On voyait dans les yeux de Saint-Arnvald lors des audiences sa soif intérieure de justice. C'est en bon disciple d'Aristote, et dans le respect de la vision de ce dernier que j'ai exposée dans la citation dans la partie 1, qu'il jugeait toujours dans le bien, non pas uniquement de la société, mais aussi de celui du prévenu. Son extrême piété l'obligeait à se mettre à la place du prévenu et ainsi de toujours figurer les conséquences de ses jugements sur le prévenu. Cette vision de la justice lui permettait d'assurer une certaine certitude dans ses jugements. Il a réformé le système judiciaire en l'innovant, en lui donnant la volonté d'exercer la justice aristotelécienne et en le nourrissant dans cette pensée. Ses grands apports à l'élaboration d'un codex et d'un coutumier clairs tout comme ses contributions aux différents journaux du royaume lui permire d'assurer une bonne diffusion auprès des habitants de la bonne utilité et du bon exercice de la justice aristotelécienne. Inutile de dire qu'il en inspira plusieurs dans cette voie et qu'aujourd'hui, peu sont ceux qui ne connaissent en rien les lois du royaume et de leurs duchés/comtés. En ce point, ce sont tous les habitants du royaume qui purent ainsi profiter d'une justice équitable, aidée par les conseils de son penseur, Aristote.

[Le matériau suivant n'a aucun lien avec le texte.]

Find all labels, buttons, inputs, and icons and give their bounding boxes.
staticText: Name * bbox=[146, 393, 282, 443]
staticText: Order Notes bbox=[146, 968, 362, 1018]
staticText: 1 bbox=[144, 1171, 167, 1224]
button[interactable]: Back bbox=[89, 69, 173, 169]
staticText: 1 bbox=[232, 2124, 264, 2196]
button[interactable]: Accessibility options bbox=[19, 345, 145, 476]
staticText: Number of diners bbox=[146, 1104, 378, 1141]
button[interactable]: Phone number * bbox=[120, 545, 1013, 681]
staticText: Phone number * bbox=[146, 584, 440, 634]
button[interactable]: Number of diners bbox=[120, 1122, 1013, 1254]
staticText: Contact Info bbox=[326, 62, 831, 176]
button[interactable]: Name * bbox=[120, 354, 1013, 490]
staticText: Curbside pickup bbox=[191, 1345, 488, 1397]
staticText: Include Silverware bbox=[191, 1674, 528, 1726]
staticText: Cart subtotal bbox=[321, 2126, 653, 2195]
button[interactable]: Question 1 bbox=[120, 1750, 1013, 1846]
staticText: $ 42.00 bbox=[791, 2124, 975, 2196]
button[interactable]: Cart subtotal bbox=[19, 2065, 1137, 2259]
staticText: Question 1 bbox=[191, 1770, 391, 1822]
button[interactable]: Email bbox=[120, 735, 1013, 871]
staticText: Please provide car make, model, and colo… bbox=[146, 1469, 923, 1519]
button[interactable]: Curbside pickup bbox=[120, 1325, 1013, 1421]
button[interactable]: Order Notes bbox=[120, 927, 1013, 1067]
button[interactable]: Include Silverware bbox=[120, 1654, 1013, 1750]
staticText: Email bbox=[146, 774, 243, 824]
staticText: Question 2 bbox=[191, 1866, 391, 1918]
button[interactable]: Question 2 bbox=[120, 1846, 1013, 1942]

Chapitre 2 : Le pieux cardinal, à l'écoute d'Aristote et de ses croyants

Les contributions de Saint-Arnvald à l'Église aristotelécienne sont grandes. Il a été présent de toutes les discussions au sujet de possibles réformes de l'Église lors du concile Vatican I et n'a jamais cesser de présenter d'autres idées. Il est d'ailleurs un des instigateurs de l'armée pontificale. Sa vision de ce régiment était des plus aritotelécienne et aussi des plus nobles. La défense des simples croyants avant tout, la contribution militaire à la cité, le grand projet d'Aristote. On peut aussi citer dans les grandes réalisations d'Arnvald la création d'à peu près tous les concordats de France. Ses rapports avec Nicolas V le mirent à l'avant plan des discussions entre l'Église et les différents ordres, notamment celui des templiers. Toutefois, le plus grand apport qu'il fit à l'Église Aristotelécienne fut le même que celui qui apporta à la justice. De sa volonté de vouloir rendre l'Église plus accessible, il rédigea un résumé qui devint une référence en la question d'Aristote. Il fut aussi le traducteur nombreuses sections du livre des vertus. Arnvald rapprocha le plus qu'il put la pensé philosophique d'Aristote des fidèles, et en ce point il favorisa la création de la cité idéale. De son vivant, il n'a cessé de contribuer au rêve d'Aristote.

Chapitre 3 : De l'abbaye de Noirlac

Au risque de me répéter, on voit encore dans ce projet la volonté de Saint-Arnvald de rapprocher les aristoléciens d'Aristote. C'est dans cette même pensée que je conclus cette étude pour simplifier et expliquer la vie de ce grand de l'aritotelédisme.